Senate Joint Resolution 53 (1992), sponsored by Senator Robert C. Scott, directed the Crime Commission to study law enforcement training, including current standards and technology, the need for improved delivery of training and the costs of implementing new standards and erecting appropriate facilities.
During the course of the study, Commission staff conducted site visits to training academies, reviewed the results of a national survey of directors of law enforcement and standards and organized a meeting of local law enforcement executives. The data collected was carefully documented and analyzed in the subcommittee's final report.

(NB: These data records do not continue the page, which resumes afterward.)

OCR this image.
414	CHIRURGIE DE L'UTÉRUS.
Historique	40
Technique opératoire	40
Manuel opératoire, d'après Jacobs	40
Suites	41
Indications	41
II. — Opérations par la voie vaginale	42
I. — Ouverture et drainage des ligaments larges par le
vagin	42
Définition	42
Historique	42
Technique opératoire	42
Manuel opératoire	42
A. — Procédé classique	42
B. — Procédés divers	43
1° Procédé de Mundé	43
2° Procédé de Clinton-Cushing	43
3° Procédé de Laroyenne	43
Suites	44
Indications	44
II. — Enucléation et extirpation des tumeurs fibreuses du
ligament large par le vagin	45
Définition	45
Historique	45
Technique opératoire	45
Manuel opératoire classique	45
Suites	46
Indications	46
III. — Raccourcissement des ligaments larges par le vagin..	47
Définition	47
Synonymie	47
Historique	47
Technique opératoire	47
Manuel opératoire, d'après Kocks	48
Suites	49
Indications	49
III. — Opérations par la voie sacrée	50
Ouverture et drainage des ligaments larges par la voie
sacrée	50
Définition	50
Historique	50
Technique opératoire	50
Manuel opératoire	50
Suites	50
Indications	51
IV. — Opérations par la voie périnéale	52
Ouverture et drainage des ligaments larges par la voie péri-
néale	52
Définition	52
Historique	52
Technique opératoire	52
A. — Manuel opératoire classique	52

On the basis of this information, the subcommittee acknowledged that instructor support is critically needed at the state level for the Department of Criminal Justice Services (DCJS) and at each of the nine regional training academies. In response, the subcommittee recommended that general funds be used to provide one paid, full-time instructor to each of the regional academies; establish a cadre of specialized core instructors; and create a position at the DCJS responsible for conducting and periodically updating the job task analyses which dictate criminal justice training. In addition, the subcommittee designated several issues pertaining to professionalism, ethics and training delivery for further study. Upon consideration of the findings and recommendations of the subcommittee, the Crime Commission concurred with the subcommittee's conclusions.